We have seen a number of companies emerge to tackle these use cases:
Implications for founders
The idea of standardizing on Postgres is gaining traction in the developer community. This represents a major shift from the days of database sprawl.
Succeeding in this space will require a thoughtful response to various concerns:
- Being based on Postgres is probably not enough to compete against the incumbents. Successful startups won’t necessarily support every single feature and outperform special-purpose databases on every benchmark, but they will find other catalysts that can drive migration and target the right customer profile in their GTM.
- Despite the shared open-source Postgres foundation, a common pitfall is that monetization often involves building a managed Postgres service.

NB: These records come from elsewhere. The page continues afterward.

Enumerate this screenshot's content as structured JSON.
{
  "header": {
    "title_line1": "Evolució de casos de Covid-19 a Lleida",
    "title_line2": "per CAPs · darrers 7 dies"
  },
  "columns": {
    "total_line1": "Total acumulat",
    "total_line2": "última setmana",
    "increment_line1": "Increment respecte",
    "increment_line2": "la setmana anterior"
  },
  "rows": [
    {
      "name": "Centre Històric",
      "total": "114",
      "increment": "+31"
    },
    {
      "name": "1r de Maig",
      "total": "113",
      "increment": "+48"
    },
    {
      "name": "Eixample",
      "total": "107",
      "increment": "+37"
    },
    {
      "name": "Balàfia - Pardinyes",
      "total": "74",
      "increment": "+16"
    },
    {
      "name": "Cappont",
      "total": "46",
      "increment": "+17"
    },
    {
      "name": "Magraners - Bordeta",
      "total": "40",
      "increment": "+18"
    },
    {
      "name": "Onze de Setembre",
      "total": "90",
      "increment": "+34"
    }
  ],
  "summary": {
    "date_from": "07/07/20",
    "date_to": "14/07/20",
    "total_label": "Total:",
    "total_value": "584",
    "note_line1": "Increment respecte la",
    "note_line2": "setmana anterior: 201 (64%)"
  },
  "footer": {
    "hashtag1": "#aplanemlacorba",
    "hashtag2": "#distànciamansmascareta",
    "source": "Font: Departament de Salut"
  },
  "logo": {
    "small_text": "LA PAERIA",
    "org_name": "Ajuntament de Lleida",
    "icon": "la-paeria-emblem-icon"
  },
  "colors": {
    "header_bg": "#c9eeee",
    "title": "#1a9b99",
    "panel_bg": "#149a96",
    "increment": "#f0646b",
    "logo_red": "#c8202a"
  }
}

The surface area to replicate a service like AWS’ RDS is massive. If every Postgres startup does this independently, there will be a lot of duplicate work.
- The licensing strategy will be key given the very open nature of Postgres. On one hand, a permissive license means that every other managed Postgres vendor can offer your product. On the other hand, a restrictive license might hinder adoption or incentivize Postgres vendors to create an open-source alternative. This risk is particularly high when the surface area of the core Postgres addition is smaller than the surface area of building a managed Postgres service.
On the other side of these concerns is a huge opportunity that makes us very excited about this space: many special-purpose databases have built billion dollar-scale businesses, so every category mentioned above is potentially staring at a massive market. To be clear, we’re not calling for an end to all other databases—some design tradeoffs might still make them superior for certain users. But we believe that, for many organizations, Postgres plus [your new amazing startup idea] will probably make the most sense. And, given that developers are already bought in on Postgres, they might ask themselves: do I really need another database?